WASHINGTON, D.C. — The Pension Benefit Guaranty Corporation (PBGC) announced today that it has approved the application submitted to the Special Financial Assistance (SFA) Program by the Mid-Jersey Trucking Industry and Teamsters Local 701 Pension Plan (Teamsters 701 Plan). The plan, which is based in North Brunswick, New Jersey, covers 1,623 participants in the transportation industry.
On April 1, 2019, the Teamsters 701 Plan implemented a benefit suspension under the Multiemployer Pension Reform Act of 2014 (MPRA). The plan reduced benefits of about 500 participants. On average, affected participants’ benefits were reduced by 40 percent.
PBGC’s approval of the SFA application enables the plan to restore benefits suspended under the terms of MPRA and to make payments to retirees to cover prior benefit suspensions. SFA will enable the plan to pay retirement benefits without reduction for many years into the future. The plan will receive $142.2 million in SFA, including interest to the expected date of payment to the plan.

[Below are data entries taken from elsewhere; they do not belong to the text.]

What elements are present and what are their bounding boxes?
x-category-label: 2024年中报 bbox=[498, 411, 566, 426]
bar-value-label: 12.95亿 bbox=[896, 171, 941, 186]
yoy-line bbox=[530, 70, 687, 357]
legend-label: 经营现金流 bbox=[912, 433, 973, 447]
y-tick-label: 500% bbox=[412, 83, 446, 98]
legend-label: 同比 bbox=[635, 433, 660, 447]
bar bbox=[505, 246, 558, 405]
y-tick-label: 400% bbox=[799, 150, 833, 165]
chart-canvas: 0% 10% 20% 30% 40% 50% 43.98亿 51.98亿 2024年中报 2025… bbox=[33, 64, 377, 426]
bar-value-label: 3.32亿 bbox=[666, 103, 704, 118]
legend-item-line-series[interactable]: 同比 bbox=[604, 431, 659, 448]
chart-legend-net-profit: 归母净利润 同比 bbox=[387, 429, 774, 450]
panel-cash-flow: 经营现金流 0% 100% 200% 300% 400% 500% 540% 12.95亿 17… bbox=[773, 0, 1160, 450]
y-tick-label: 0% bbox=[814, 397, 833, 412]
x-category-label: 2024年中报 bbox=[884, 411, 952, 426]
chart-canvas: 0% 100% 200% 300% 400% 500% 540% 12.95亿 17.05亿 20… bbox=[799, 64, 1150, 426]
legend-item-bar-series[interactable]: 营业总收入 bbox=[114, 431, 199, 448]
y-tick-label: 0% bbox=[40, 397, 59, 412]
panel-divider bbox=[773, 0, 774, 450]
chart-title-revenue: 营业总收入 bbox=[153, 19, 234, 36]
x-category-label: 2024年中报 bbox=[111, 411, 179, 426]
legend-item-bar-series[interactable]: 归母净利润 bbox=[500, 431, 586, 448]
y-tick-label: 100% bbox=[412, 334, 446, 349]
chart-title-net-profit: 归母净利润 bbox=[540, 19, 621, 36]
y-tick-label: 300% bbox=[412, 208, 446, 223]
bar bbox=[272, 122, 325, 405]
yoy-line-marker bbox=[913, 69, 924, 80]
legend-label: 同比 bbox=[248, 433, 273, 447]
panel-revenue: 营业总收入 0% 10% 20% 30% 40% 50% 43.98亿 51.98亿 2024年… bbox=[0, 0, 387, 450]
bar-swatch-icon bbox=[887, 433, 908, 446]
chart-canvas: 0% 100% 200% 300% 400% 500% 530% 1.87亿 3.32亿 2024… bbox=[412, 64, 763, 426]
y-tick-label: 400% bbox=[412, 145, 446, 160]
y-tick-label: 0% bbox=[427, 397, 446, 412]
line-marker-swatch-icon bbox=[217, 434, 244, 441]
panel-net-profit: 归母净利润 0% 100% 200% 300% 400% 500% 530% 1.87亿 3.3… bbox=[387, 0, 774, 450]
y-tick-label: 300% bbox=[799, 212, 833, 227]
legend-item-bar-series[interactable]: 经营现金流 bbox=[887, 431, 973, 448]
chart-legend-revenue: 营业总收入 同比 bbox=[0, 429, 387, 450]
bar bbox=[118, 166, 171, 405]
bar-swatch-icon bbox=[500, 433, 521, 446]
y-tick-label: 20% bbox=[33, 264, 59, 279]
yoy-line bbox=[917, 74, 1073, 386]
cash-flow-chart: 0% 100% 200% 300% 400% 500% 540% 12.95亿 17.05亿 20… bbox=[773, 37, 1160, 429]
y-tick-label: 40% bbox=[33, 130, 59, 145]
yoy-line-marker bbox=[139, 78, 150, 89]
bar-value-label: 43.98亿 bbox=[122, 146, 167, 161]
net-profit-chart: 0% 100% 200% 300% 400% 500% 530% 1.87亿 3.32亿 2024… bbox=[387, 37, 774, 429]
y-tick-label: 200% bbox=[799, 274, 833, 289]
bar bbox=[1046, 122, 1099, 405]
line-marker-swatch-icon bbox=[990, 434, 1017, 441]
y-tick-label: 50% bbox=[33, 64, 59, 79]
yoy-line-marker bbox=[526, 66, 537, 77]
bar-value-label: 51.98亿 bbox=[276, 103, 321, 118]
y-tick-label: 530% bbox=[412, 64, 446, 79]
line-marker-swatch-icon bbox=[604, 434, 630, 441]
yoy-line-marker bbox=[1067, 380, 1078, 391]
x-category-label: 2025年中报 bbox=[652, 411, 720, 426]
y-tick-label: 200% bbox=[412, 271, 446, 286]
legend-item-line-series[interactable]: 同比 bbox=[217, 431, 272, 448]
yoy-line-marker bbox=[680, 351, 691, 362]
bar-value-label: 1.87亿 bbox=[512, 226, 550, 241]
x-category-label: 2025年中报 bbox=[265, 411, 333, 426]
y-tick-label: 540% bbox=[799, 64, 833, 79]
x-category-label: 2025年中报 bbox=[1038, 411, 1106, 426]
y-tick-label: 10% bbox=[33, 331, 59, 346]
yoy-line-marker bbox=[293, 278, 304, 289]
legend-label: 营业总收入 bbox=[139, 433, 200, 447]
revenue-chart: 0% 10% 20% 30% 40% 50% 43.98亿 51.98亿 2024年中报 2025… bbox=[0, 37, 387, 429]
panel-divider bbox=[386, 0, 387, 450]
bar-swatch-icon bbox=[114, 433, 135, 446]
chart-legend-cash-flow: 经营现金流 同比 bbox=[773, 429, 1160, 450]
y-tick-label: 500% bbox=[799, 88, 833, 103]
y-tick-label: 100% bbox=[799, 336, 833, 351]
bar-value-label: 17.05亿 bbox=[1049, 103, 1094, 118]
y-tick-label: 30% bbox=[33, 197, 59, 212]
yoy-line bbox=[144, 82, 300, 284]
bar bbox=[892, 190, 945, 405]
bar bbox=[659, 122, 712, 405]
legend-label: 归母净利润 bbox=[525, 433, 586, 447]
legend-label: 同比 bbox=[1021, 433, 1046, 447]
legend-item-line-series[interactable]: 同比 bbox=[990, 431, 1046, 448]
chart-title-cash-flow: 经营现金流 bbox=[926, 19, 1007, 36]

“The approval of the Special Financial Assistance to the Mid-Jersey Trucking Industry and Teamsters Local 701 Pension Plan today will guarantee full retirement benefits for these 1,623 transportation workers,” said U.S. Secretary of Labor Marty Walsh, chair of the Pension Benefit Guaranty Corporation Board of Directors. “Since 2019, 500 retirees have had their benefits reduced an average of 40%. Today’s action, made possible by the American Rescue Plan, will restore these workers’ hard earned retirement benefits.”
About the Special Financial Assistance Program
The SFA Program was enacted as part of the American Rescue Plan Act of 2021 (ARP). The program is expected to provide funding to over 250 severely underfunded multiemployer pension plans and will ensure that over three million of America’s workers, retirees, and their families receive the pension benefits they earned through many years of hard work.
The SFA Program requires plans to demonstrate eligibility for SFA and to calculate the amount of assistance pursuant to ARP and PBGC’s regulations. A plan may use the funds only to pay plan benefits and administrative expenses. SFA and earnings thereon must be segregated from other plan assets and plans are not obligated to repay SFA to PBGC. Plans receiving SFA are also subject to certain terms, conditions and reporting requirements, including an annual statement documenting compliance with the terms and conditions. PBGC is authorized to conduct periodic audits of multiemployer plans that receive SFA.
The SFA Program operates under an Interim Final Rule which was published in the Federal Register on July 12, 2021. The Interim Final Rule included a request for public comments, with an emphasis on feedback where any additional guidance may be needed. PBGC is currently reviewing those comments and may incorporate changes in the Final Rule in response to comments that PBGC received.
As of May 27, 2022, PBGC has approved over $6.5 billion to plans that cover over 125,000 workers and retirees.